We’re conditioned to 10-week half-marathon training cycles and 16-week marathon training plans. But sometimes, it pays to take a longer approach. Depending on your current level of fitness, and your goals, it often may be wiser to sign up for a goal race farther out - say 20 weeks out instead of 10 weeks - so that you have the time to start building a base before the more intense and focused part of training begins, says Culpepper. “I know that for some people it’s unrealistic,” he says. “But it really can make the difference if you’ve been stuck and really plateaued or started to slow down.” Why is the base so important? “That’s your foundation,” he says. “And if you can get that foundation stronger, when you add in the workouts you’re really starting at a higher level.”
In recent years, with so many people coming into the sport, and a proliferation of injuries, there’s been a de-emphasis on building running volume and a focus on the three-workout week, with a long run, and a few fast workouts. “But that’s just not the way it works,” says Culpepper. “You really are better off doing no [structured speed] workouts, and doing a consistently higher volume of miles more consistently and more days per week. You’re going to get fitter by doing that, rather than doing two workouts, and nothing the other days.” While the idea of reducing volume to prevent overuse injuries may be valid, “the key is to find the balance,” says Culpepper. “You can’t finesse your way to a great performance.
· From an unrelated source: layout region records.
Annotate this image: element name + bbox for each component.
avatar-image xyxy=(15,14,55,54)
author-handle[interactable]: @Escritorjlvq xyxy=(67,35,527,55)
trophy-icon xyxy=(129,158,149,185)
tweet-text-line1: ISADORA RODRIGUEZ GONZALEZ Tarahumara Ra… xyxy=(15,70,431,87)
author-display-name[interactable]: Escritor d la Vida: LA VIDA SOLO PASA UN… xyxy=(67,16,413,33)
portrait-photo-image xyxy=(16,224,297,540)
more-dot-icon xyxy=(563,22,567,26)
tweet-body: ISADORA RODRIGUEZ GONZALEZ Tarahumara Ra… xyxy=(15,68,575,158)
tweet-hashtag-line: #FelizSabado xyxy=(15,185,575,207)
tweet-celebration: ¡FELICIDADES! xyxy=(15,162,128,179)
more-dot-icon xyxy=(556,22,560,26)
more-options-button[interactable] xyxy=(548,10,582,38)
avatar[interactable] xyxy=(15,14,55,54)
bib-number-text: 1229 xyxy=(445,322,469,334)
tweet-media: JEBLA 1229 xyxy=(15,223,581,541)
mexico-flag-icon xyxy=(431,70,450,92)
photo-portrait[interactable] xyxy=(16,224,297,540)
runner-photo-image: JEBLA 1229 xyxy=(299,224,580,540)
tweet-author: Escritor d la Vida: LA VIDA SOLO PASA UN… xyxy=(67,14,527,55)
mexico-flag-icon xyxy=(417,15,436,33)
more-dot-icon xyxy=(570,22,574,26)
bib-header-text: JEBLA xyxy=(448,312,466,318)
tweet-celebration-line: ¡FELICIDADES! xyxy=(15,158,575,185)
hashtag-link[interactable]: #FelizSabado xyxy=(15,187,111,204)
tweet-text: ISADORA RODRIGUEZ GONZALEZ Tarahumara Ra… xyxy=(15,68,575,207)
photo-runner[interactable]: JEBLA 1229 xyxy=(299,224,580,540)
You have to put in the work. That’s just part of the deal.”
Too many runners hit the road, or start training for a race with the mentality that they’re going to force themselves through it. Many runners hop into popular races and distances, like marathons and half-marathons, before really thinking through whether the training required and the race distances themselves suits their needs, goals, lifestyle, temperament and their work and family commitments. “You’ve got to think more strategically and be more logical about deciding whether this is what you’re supposed to do,” he says. “I’ve seen a lot of people struggle and make it more complex than it needs to be. Be in tune with how you’re wired, and what makes sense for you emotionally and mentally. Trust your instinct."
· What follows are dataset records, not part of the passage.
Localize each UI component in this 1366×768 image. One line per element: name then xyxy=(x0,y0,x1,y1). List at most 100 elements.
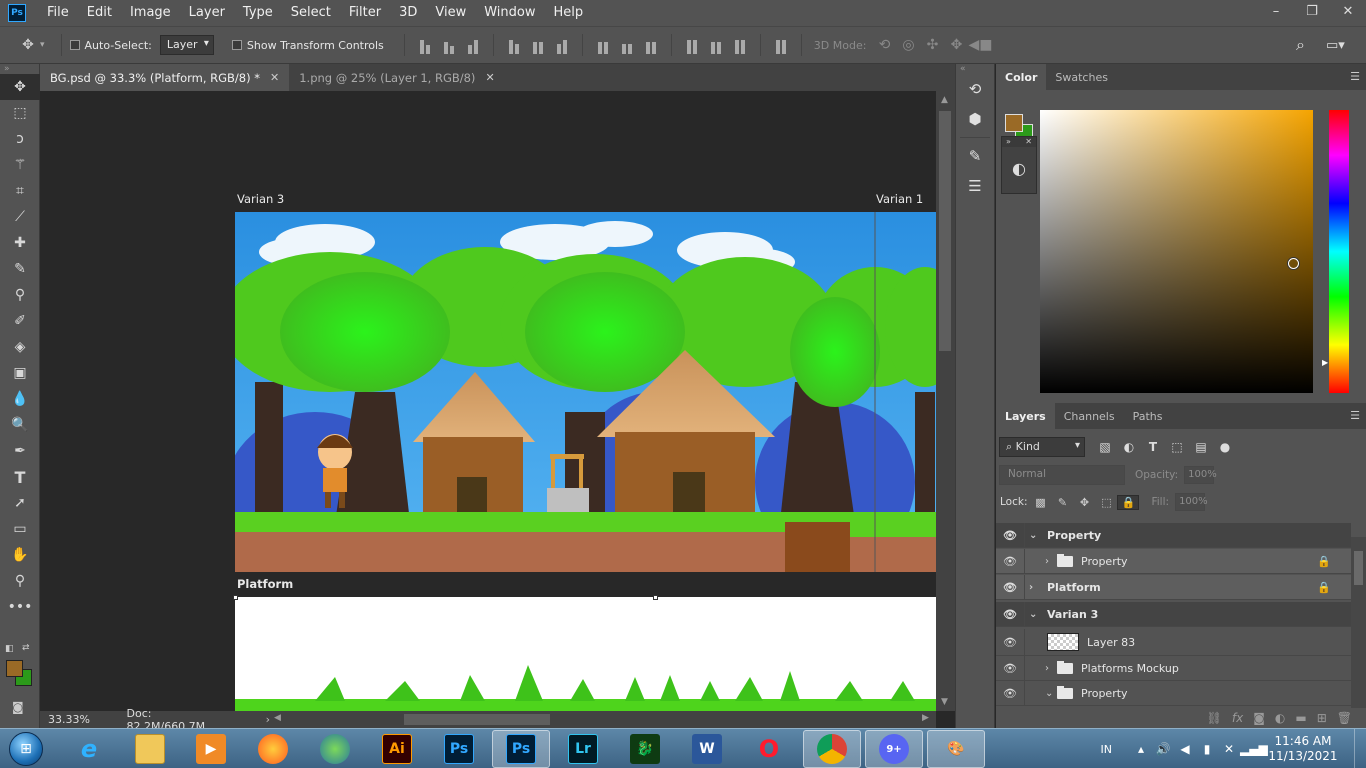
history-panel-icon[interactable]: ⟲ xyxy=(956,74,994,104)
opacity-input[interactable]: 100% xyxy=(1184,466,1217,484)
blend-mode-dropdown[interactable]: Normal xyxy=(999,465,1125,485)
taskbar-illustrator[interactable]: Ai xyxy=(368,730,426,768)
magic-wand-icon[interactable]: ⚚ xyxy=(0,152,40,178)
menu-window[interactable]: Window xyxy=(475,0,544,26)
crop-icon[interactable]: ⌗ xyxy=(0,178,40,204)
taskbar-file-explorer[interactable] xyxy=(121,730,179,768)
hue-slider[interactable] xyxy=(1329,110,1349,393)
history-brush-icon[interactable]: ✐ xyxy=(0,308,40,334)
align-top-icon[interactable] xyxy=(416,36,434,54)
default-colors-icon[interactable]: ◧ xyxy=(5,644,14,654)
transform-handle[interactable] xyxy=(653,595,658,600)
menu-image[interactable]: Image xyxy=(121,0,180,26)
zoom-icon[interactable]: ⚲ xyxy=(0,568,40,594)
mute-icon[interactable]: ◀ xyxy=(1174,742,1196,756)
volume-icon[interactable]: 🔊 xyxy=(1152,742,1174,756)
expand-icon[interactable]: » xyxy=(1006,137,1011,147)
distribute-right-icon[interactable] xyxy=(731,36,749,54)
network-error-icon[interactable]: ✕ xyxy=(1218,742,1240,756)
platform-artboard[interactable] xyxy=(235,597,936,711)
eraser-icon[interactable]: ◈ xyxy=(0,334,40,360)
artboard-label-varian-3[interactable]: Varian 3 xyxy=(237,192,284,206)
visibility-eye-icon[interactable]: 👁 xyxy=(996,555,1024,568)
workspace-icon[interactable]: ▭▾ xyxy=(1326,38,1345,53)
menu-file[interactable]: File xyxy=(38,0,78,26)
menu-type[interactable]: Type xyxy=(234,0,282,26)
search-icon[interactable]: ⌕ xyxy=(1296,35,1305,55)
tab-paths[interactable]: Paths xyxy=(1124,403,1172,429)
distribute-left-icon[interactable] xyxy=(683,36,701,54)
taskbar-download-manager[interactable] xyxy=(306,730,364,768)
brush-icon[interactable]: ✎ xyxy=(0,256,40,282)
restore-icon[interactable]: ❐ xyxy=(1294,0,1330,22)
chevron-down-icon[interactable]: ⌄ xyxy=(1029,609,1041,620)
horizontal-scrollbar[interactable]: ◀ ▶ xyxy=(270,711,936,728)
3d-pan-icon[interactable]: ✣ xyxy=(920,37,944,53)
auto-align-icon[interactable] xyxy=(772,36,790,54)
menu-select[interactable]: Select xyxy=(282,0,340,26)
visibility-eye-icon[interactable]: 👁 xyxy=(996,581,1024,594)
close-icon[interactable]: ✕ xyxy=(485,71,494,84)
scroll-down-icon[interactable]: ▼ xyxy=(941,697,948,707)
lock-artboard-icon[interactable]: ⬚ xyxy=(1095,496,1117,509)
close-icon[interactable]: ✕ xyxy=(1330,0,1366,22)
status-menu-icon[interactable]: › xyxy=(266,713,270,726)
layer-row[interactable]: 👁 › Property 🔒 xyxy=(996,548,1351,574)
taskbar-media-player[interactable]: ▶ xyxy=(182,730,240,768)
layer-row[interactable]: 👁 › Platforms Mockup xyxy=(996,655,1351,681)
game-background-artwork[interactable] xyxy=(235,212,936,572)
taskbar-firefox[interactable] xyxy=(244,730,302,768)
lock-pixels-icon[interactable]: ✎ xyxy=(1051,496,1073,509)
tab-bg-psd[interactable]: BG.psd @ 33.3% (Platform, RGB/8) * ✕ xyxy=(40,64,290,91)
eyedropper-icon[interactable]: ⟋ xyxy=(0,204,40,230)
taskbar-dragon-app[interactable]: 🐉 xyxy=(616,730,674,768)
foreground-color-swatch[interactable] xyxy=(1005,114,1023,132)
healing-brush-icon[interactable]: ✚ xyxy=(0,230,40,256)
new-group-icon[interactable]: ▬ xyxy=(1295,711,1306,725)
distribute-bottom-icon[interactable] xyxy=(642,36,660,54)
menu-view[interactable]: View xyxy=(426,0,475,26)
3d-scale-icon[interactable]: ◀■ xyxy=(968,37,992,53)
filter-kind-dropdown[interactable]: ⌕ Kind xyxy=(999,437,1085,457)
taskbar-discord[interactable]: 9+ xyxy=(865,730,923,768)
gradient-icon[interactable]: ▣ xyxy=(0,360,40,386)
auto-select-checkbox[interactable] xyxy=(69,40,80,50)
scroll-left-icon[interactable]: ◀ xyxy=(274,713,281,723)
tab-layers[interactable]: Layers xyxy=(996,403,1055,429)
vertical-scrollbar[interactable]: ▲ ▼ xyxy=(936,91,955,711)
layer-row[interactable]: 👁 ⌄ Property xyxy=(996,522,1351,548)
lock-position-icon[interactable]: ✥ xyxy=(1073,496,1095,509)
menu-edit[interactable]: Edit xyxy=(78,0,121,26)
lock-transparent-icon[interactable]: ▩ xyxy=(1029,496,1051,509)
dodge-icon[interactable]: 🔍 xyxy=(0,412,40,438)
align-left-icon[interactable] xyxy=(505,36,523,54)
clock[interactable]: 11:46 AM 11/13/2021 xyxy=(1268,734,1338,764)
scrollbar-thumb[interactable] xyxy=(404,714,550,725)
scrollbar-thumb[interactable] xyxy=(939,111,951,351)
3d-orbit-icon[interactable]: ⟲ xyxy=(872,37,896,53)
chevron-down-icon[interactable]: ⌄ xyxy=(1029,530,1041,541)
3d-roll-icon[interactable]: ◎ xyxy=(896,37,920,53)
visibility-eye-icon[interactable]: 👁 xyxy=(996,608,1024,621)
close-icon[interactable]: ✕ xyxy=(270,71,279,84)
link-layers-icon[interactable]: ⛓ xyxy=(1207,711,1222,725)
menu-filter[interactable]: Filter xyxy=(340,0,390,26)
taskbar-photoshop-active[interactable]: Ps xyxy=(492,730,550,768)
tab-swatches[interactable]: Swatches xyxy=(1046,64,1117,90)
tab-channels[interactable]: Channels xyxy=(1055,403,1124,429)
auto-select-dropdown[interactable]: Layer xyxy=(159,35,214,55)
swap-colors-icon[interactable]: ⇄ xyxy=(22,643,30,653)
layer-row[interactable]: 👁 › Platform 🔒 xyxy=(996,574,1351,600)
menu-layer[interactable]: Layer xyxy=(180,0,234,26)
chevron-down-icon[interactable]: ⌄ xyxy=(1045,688,1057,699)
filter-type-icon[interactable]: T xyxy=(1141,440,1165,454)
close-icon[interactable]: ✕ xyxy=(1025,137,1032,147)
visibility-eye-icon[interactable]: 👁 xyxy=(996,662,1024,675)
chevron-right-icon[interactable]: › xyxy=(1045,663,1057,674)
align-hcenter-icon[interactable] xyxy=(529,36,547,54)
color-picker-field[interactable] xyxy=(1040,110,1313,393)
clone-stamp-icon[interactable]: ⚲ xyxy=(0,282,40,308)
marquee-icon[interactable]: ⬚ xyxy=(0,100,40,126)
signal-icon[interactable]: ▂▄▆ xyxy=(1240,742,1268,756)
foreground-color-swatch[interactable] xyxy=(6,660,23,677)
Often times, runners accept the age-related changes as a foregone conclusion and give up on strength and speed, and resign themselves to longer, slower slogs, says Culpepper. They slow down, and move into longer distances. They give up on speed work, form, and strength work. “That just perpetuates the problem,” he says. “You’re already losing muscle mass and responsiveness.” If you stop trying to work on it, it’s only going to accelerate that process. Keep up the speed work and the strengthening work. Try to set new goals for your age group. “Redefine your goals,” says Culpepper. “You may not set a new personal best, but you don’t have to resign yourself to a personal worst either. You can still set new goals and new challenges that are age appropriate that will benefit your longer races as well.”